On the other hand, this tensegrity also represents the members of an architectural practice - if one element fails, the team is compromised, and therefore the desired result may not be achieved in the same way that if the timber slats or ropes fail, the sculpture may fall. In conclusion, all elements must work together.

The sculpture comes from the concept of tensegrity, in the shape of an Icosahedron, in which the timber slats act as compression elements and the coloured ropes as tension elements.” Pablo Diego Pastor.

 

‘In Pride of Idleness’ by Akash Changlani, Sustainability Designer and Isik Goren, Sustainability Coordinator

“In present day culture, pride and dignity are associated with work, production, and the self-reflection of being busy; whereas idleness, or “not doing anything” is not necessarily glorified or held in honour.

The main idea behind the pavilion is to offer an enclosed space as a rest pod for employees, to have a place to take intentional breaks while offering views to the terrace and the sky. The pavilion is about taking pride in natural ways of being and living, which we aren’t meant to have shame in the first place.
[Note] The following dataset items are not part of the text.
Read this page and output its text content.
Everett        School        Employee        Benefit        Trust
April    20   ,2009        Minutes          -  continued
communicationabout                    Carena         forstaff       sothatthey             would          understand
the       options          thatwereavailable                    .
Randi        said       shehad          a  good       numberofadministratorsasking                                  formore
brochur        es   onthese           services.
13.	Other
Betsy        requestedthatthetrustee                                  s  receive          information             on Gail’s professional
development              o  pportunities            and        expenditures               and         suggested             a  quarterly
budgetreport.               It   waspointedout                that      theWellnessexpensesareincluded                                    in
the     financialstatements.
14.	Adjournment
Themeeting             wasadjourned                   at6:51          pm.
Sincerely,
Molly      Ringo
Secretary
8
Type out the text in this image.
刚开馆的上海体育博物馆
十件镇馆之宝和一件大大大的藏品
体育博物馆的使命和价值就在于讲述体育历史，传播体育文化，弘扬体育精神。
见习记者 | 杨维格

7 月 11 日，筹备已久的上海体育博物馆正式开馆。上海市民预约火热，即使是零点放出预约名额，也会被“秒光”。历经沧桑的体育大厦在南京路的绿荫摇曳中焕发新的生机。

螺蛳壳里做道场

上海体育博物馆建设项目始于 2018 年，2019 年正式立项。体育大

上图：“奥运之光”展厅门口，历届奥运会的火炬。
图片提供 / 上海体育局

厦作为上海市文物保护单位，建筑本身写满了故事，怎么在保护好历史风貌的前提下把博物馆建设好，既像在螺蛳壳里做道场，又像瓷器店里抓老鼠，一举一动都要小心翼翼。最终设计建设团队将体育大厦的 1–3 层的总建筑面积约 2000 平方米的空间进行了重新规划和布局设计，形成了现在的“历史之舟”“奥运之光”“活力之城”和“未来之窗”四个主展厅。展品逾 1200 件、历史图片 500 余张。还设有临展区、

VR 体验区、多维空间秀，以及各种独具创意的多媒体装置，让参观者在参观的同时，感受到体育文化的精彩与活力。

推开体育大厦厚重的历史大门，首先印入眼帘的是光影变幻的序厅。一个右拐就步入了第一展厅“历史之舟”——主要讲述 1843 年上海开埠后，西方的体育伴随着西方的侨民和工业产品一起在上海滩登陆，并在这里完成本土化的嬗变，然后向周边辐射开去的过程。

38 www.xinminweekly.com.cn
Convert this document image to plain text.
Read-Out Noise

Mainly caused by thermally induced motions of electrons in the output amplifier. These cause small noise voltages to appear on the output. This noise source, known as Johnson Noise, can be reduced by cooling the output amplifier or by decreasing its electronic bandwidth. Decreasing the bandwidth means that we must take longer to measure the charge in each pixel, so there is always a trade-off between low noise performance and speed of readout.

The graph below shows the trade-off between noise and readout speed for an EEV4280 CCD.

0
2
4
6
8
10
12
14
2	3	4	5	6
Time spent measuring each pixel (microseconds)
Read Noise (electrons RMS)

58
Pride and dignity in body language is expressed with holding one’s head up high. The idea of ‘In Pride of Idleness’ is materialised as an enclosed frame of an octagon. On each face, the ropes – using colours of pride - rise to unite at the top, forming a spirograph with an opening to the sky. The space offers the user an experience to look up and hold their head up high as a symbol of pride. Meanwhile the ropes on each side face act as semi-transparent screen to make dialogue between indoors and outdoors.” Akash Changlani and Isik Goren.